NOT FOR PUBLICATION WITHOUT THE APPROVAL OF THE APPELLATE DIVISION
Argued December 6, 2010 - Decided Before Judges Grall and C.L. Miniman.
Defendant Faouzi Saoud appeals from a judgment of possession entered in favor of defendant's landlord, plaintiff Melrose Hall Equity Partners on their complaint alleging non- payment of rent. Defendant argues that plaintiff failed to establish that a rent increase of 317% was permissible and not unconscionable. The matter was tried to the court, and on April 28, 2010, Judge Rogers issued a letter opinion explaining her reasons for concluding that the increase was not unconscionable. We affirm substantially for the reasons stated in that opinion.
The premises at issue is a six-room, 1202-square-foot residential apartment in North Bergen that defendant has occupied since 1989. The apartment is subject to the North Bergen Rent Control Ordinance, and between 1989 and June 1, 2009, the rent was $391.91 per month. In 2008, plaintiff filed an application seeking authorization from the North Bergen Rent Control Board (Board) to increase defendant's rent on grounds of hardship. The Board approved an increase to $1242.39 per month effective June 1, 2009.
On March 16, 2009, plaintiff served defendant with a notice to quit and notice of the new rent.*fn1 Because defendant did not vacate or pay the new rent on June 1, plaintiff filed for possession on June 5, 2009 based on non-payment of rent. Defendant filed an action in lieu of prerogative writs challenging the Board's approval of the rent increase, and the matters were consolidated. Judge Costello affirmed the Board's decision and returned the landlord-tenant dispute to the Special Civil Part.
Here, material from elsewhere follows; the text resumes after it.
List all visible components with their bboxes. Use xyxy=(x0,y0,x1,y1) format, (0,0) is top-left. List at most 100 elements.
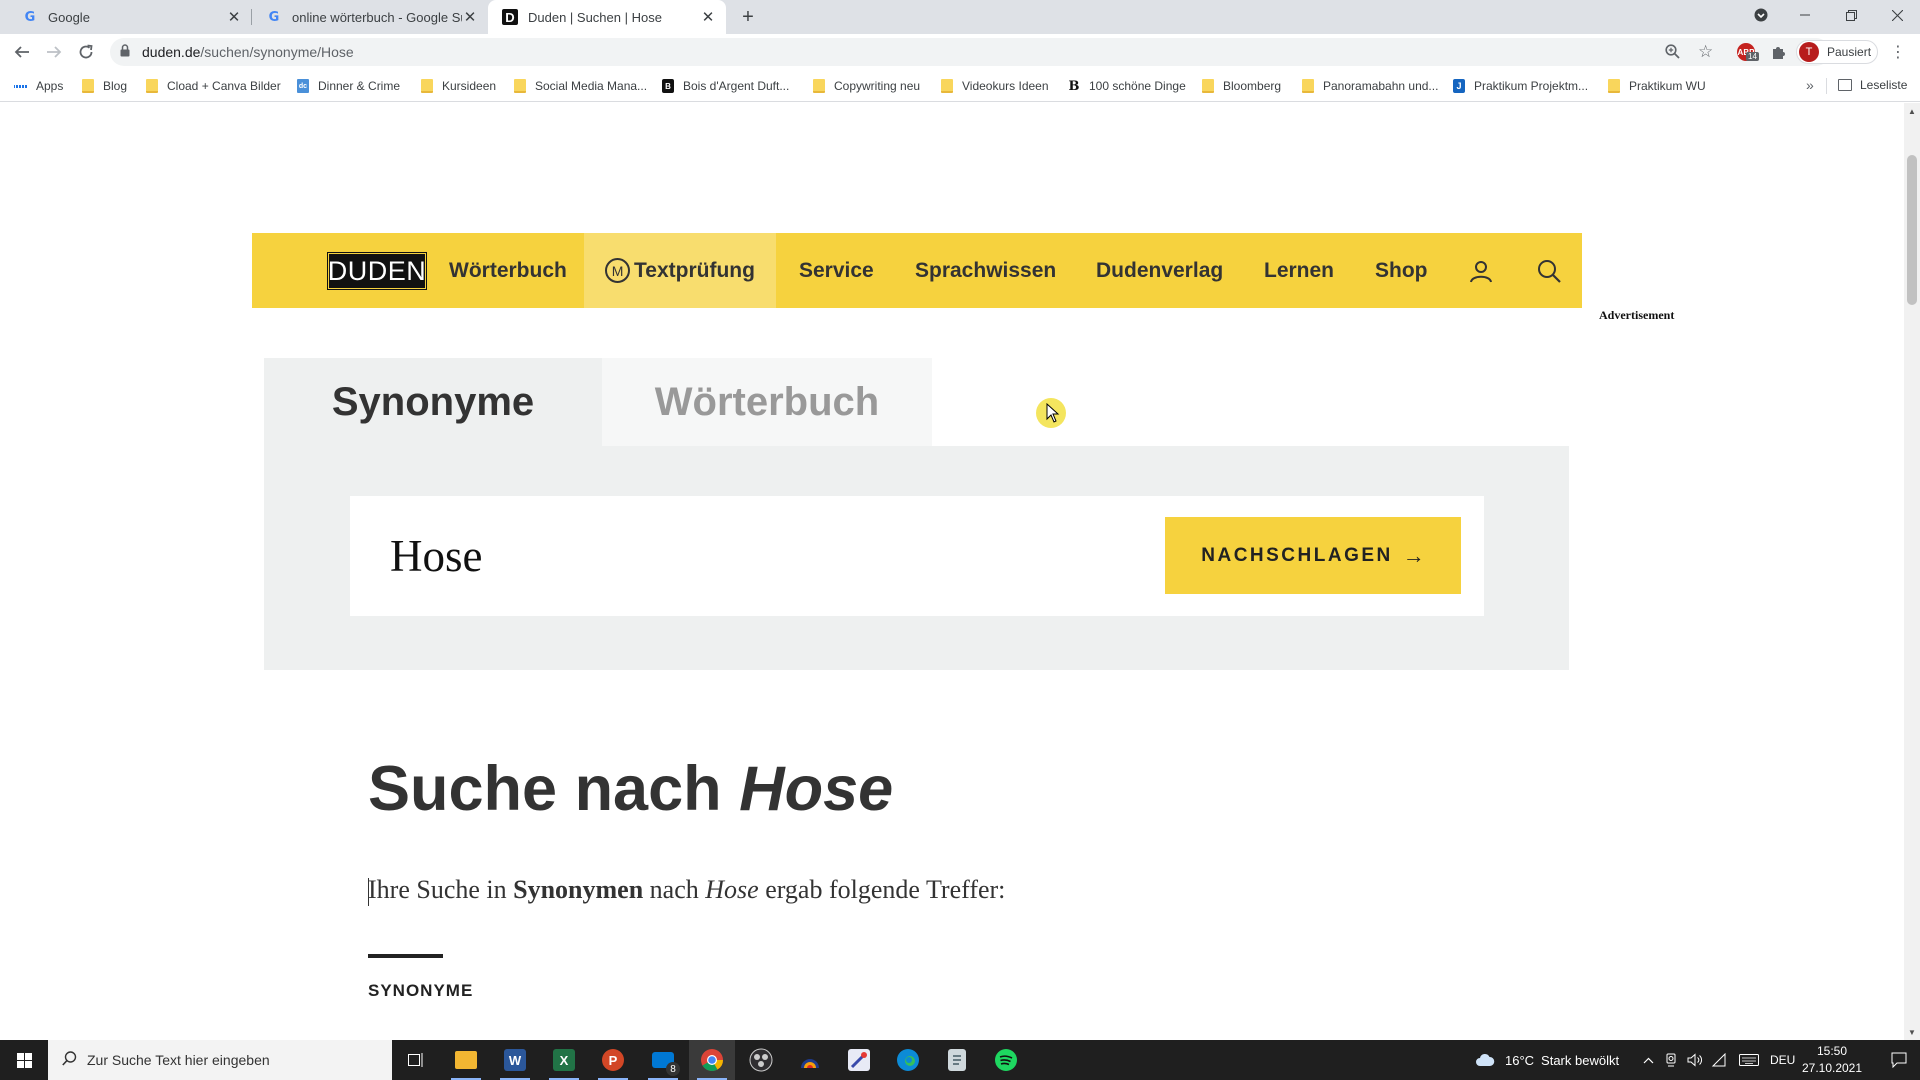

At trial, plaintiff presented evidence that its monthly costs for the apartment are about $950 and expert testimony establishing a fair market rent value based on rent for comparable apartments in the area well in excess of the rent approved by the Board. A comparable apartment in the same building was rented for $1800 per month, and a smaller unit in a nearby building was leased at a monthly rate of $1750.
The judge recognized plaintiff's obligation to prove that the rent increase is "not unconscionable and complies with any and all other laws or municipal ordinances governing rent increases." N.J.S.A. 2A:18-61.1(f); see Fromet Properties, Inc. v. Buel, 294 N.J. Super. 601, 610 (App. Div. 1996). Additionally, he evaluated the factors a court should consider to determine whether an increase is unconscionable. Fromet, supra, 294 N.J. Super. at 614. Thus, the judge applied the governing legal standards and reached conclusions that are based on facts supported by the record. Finding no basis for concluding that the judge's determination is wide of the mark, we affirm. MacKinnon v. MacKinnon, 191 N.J. 240, 254 (2007).